At the same time, winter radishes can stand up to bold treatments, such as braising, roasting, sauteing and fermenting, that spring radishes are less obliged to tolerate. Of the latter, British food journalist Nigel Slater, writing in “Tender” (Ten Speed Press, 2011), admonishes readers to “ignore any suggestions of cooking them. The writer is clearly deluded.” Exposed to heat, a winter radish mellows; its firm interior yields to tender and meaty. It’s the sort of vegetable you want in winter, whose usual committee of root crops, earthy and modest, speak in mild-mannered tones. They comfort the palate but don’t always inspire, although undoubtedly there are celery root and Jerusalem artichoke enthusiasts who would disagree. Winter radishes are flashy by comparison, a protest against cold-weather culinary monotony; if you strive to keep your kitchen seasonal, they are indispensable.

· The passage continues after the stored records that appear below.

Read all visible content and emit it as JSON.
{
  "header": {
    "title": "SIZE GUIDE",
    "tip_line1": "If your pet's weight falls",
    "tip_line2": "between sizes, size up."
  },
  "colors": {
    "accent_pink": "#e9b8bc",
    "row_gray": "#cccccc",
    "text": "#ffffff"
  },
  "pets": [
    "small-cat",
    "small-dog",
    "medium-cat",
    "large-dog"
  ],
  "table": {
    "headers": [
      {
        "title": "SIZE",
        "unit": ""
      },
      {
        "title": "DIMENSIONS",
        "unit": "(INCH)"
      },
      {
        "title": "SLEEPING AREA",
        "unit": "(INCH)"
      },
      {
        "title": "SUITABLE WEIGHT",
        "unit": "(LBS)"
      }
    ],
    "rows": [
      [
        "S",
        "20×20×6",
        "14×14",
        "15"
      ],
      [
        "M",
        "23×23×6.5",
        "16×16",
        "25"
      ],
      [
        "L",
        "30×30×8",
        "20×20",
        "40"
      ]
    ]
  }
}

Winter radishes might be looked upon quizzically these days and are not so easy to come by, but that wasn’t always so. In the early 19th century, radishes were a staple in the winter garden, a crop that provided nourishment and variety when little else could be coaxed from the soil. Home gardeners were encouraged to plant them for their ease of maintenance and longevity. In a root cellar or cold storage, they keep for four to six months, with nearly indiscernible compromise in flavor or texture.
But widespread winter gardening carried on only until industrialization and its associated conveniences rendered it unnecessary. “When food became available and cheap, that was one of the things that fell by the wayside,” says Ira Wallace, a staff member at Southern Exposure Seed Exchange in Mineral, Va., and an organizer of the Heritage Harvest Festival at Monticello.